Stromae, sept ans après

Daniel Schneidermann - - Le matinaute - 95 commentaires

"Un grand moment de télé". "Un KO télévisuel". "Un uppercut". "Stromae réinvente la télé". Impossible, dimanche soir, sur les réseaux, d'ignorer qu'il vient de se passer quelque chose au 20 Heures de TF1, ce vaste territoire aujourd'hui si éloigné des fronts brûlants de l'info, où il ne se passe plus jamais rien (sauf quand il reçoit Zemmour). Quelque chose mais quoi ? Attention les yeux : Stromae a chanté son dernier single. C'est tout ? Oui, mais il l'a chanté par surprise, à la septième minute de l'interview, alors qu'il avait parlé sept minutes. Il nous a cueillis avec L'enfer dont il revient, il nous a balancé un enfer de promo, au milieu de cet enfer sucré, atténué, comestible, qu'est chaque soir le 20 Heures de la "chaîne culpabilité".

Par surprise ? Bien sûr que non. Anne-Claire Coudray est complice. Stromae a sagement attendu le début de l'accompagnement musical avant d'attaquer la chanson. Du reste, le rédacteur en chef de TF1 confirmera le lendemain matin que les négociations avec l'équipe du musicien qui souhaitait "casser les codes" ont duré "plusieurs semaines". Plusieurs semaines ? Est-ce sur le choix de la chanson, cet Enfer, plutôt que le magnifique Santé, hymne aux invisibles ?

En réalité, ce qui aurait été surprenant, c'est que Stromae, pour son retour, ne nous mijote pas un coup. Ce n'est pas son premier hold-up dans le réel, ou dans une image de télé, ce pauvre reflet du réel. En 2013, il interprète Formidable sur le rond-point Louise, une grande place de Bruxelles, au milieu des trams, des voitures et des passants. Et à la télé, il vient la chanter au milieu des invités de Taddéi, qui viennent de débattre de la Syrie, ou des allocs.

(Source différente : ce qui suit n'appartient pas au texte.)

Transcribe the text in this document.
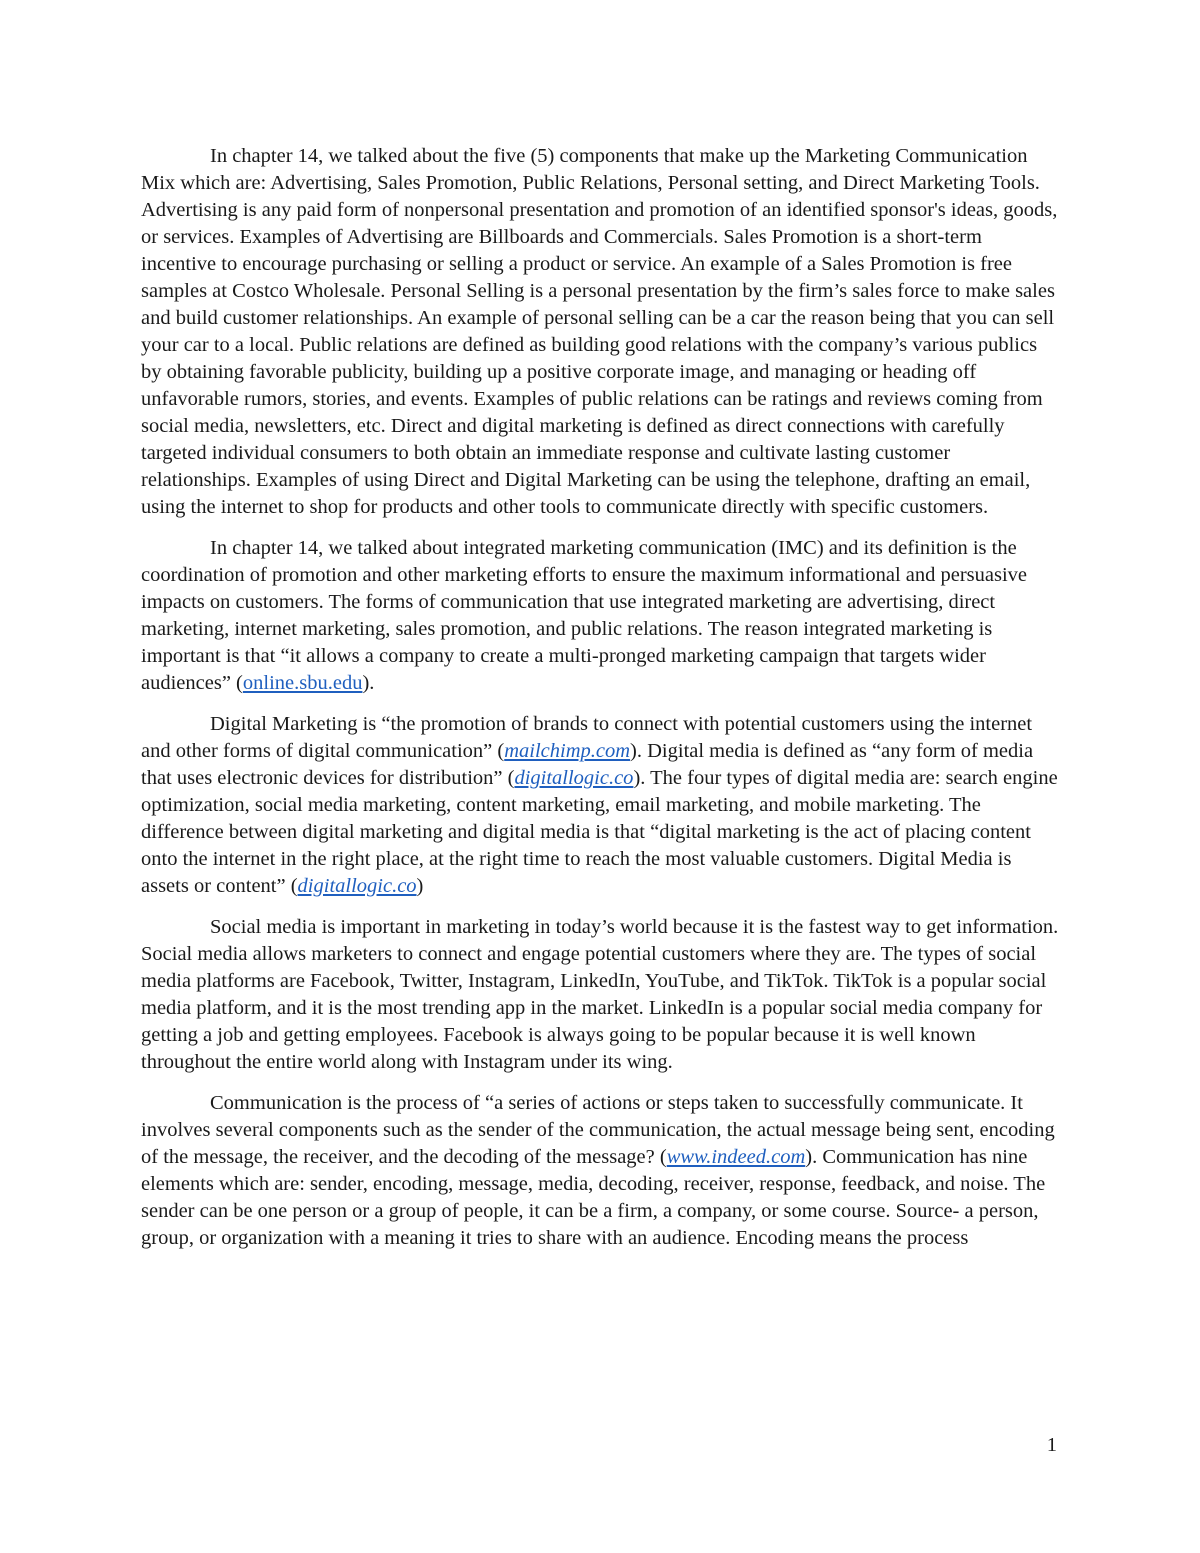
In chapter 14, we talked about the five (5) components that make up the Marketing Communication Mix which are: Advertising, Sales Promotion, Public Relations, Personal setting, and Direct Marketing Tools. Advertising is any paid form of nonpersonal presentation and promotion of an identified sponsor's ideas, goods, or services. Examples of Advertising are Billboards and Commercials. Sales Promotion is a short-term incentive to encourage purchasing or selling a product or service. An example of a Sales Promotion is free samples at Costco Wholesale. Personal Selling is a personal presentation by the firm’s sales force to make sales and build customer relationships. An example of personal selling can be a car the reason being that you can sell your car to a local. Public relations are defined as building good relations with the company’s various publics by obtaining favorable publicity, building up a positive corporate image, and managing or heading off unfavorable rumors, stories, and events. Examples of public relations can be ratings and reviews coming from social media, newsletters, etc. Direct and digital marketing is defined as direct connections with carefully targeted individual consumers to both obtain an immediate response and cultivate lasting customer relationships. Examples of using Direct and Digital Marketing can be using the telephone, drafting an email, using the internet to shop for products and other tools to communicate directly with specific customers.

In chapter 14, we talked about integrated marketing communication (IMC) and its definition is the coordination of promotion and other marketing efforts to ensure the maximum informational and persuasive impacts on customers. The forms of communication that use integrated marketing are advertising, direct marketing, internet marketing, sales promotion, and public relations. The reason integrated marketing is important is that “it allows a company to create a multi-pronged marketing campaign that targets wider audiences” (online.sbu.edu).

Digital Marketing is “the promotion of brands to connect with potential customers using the internet and other forms of digital communication” (mailchimp.com). Digital media is defined as “any form of media that uses electronic devices for distribution” (digitallogic.co). The four types of digital media are: search engine optimization, social media marketing, content marketing, email marketing, and mobile marketing. The difference between digital marketing and digital media is that “digital marketing is the act of placing content onto the internet in the right place, at the right time to reach the most valuable customers. Digital Media is assets or content” (digitallogic.co)

Social media is important in marketing in today’s world because it is the fastest way to get information. Social media allows marketers to connect and engage potential customers where they are. The types of social media platforms are Facebook, Twitter, Instagram, LinkedIn, YouTube, and TikTok. TikTok is a popular social media platform, and it is the most trending app in the market. LinkedIn is a popular social media company for getting a job and getting employees. Facebook is always going to be popular because it is well known throughout the entire world along with Instagram under its wing.

Communication is the process of “a series of actions or steps taken to successfully communicate. It involves several components such as the sender of the communication, the actual message being sent, encoding of the message, the receiver, and the decoding of the message? (www.indeed.com). Communication has nine elements which are: sender, encoding, message, media, decoding, receiver, response, feedback, and noise. The sender can be one person or a group of people, it can be a firm, a company, or some course. Source- a person, group, or organization with a meaning it tries to share with an audience. Encoding means the process

1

Quoi de neuf, donc, dans ce retour ? L'immobilité hiératique du Revenant. Quand le corps dégingandé brelien se déployait débraillé sur les trottoirs mouillés, ou sur le plateau de Taddéi, c'est un Stromae costume-cravate, un Stromae présidentiel, qui balance sa dépression et ses pulsions suicidaires devant Anne-Claire Coudray. Sept ans ont passé.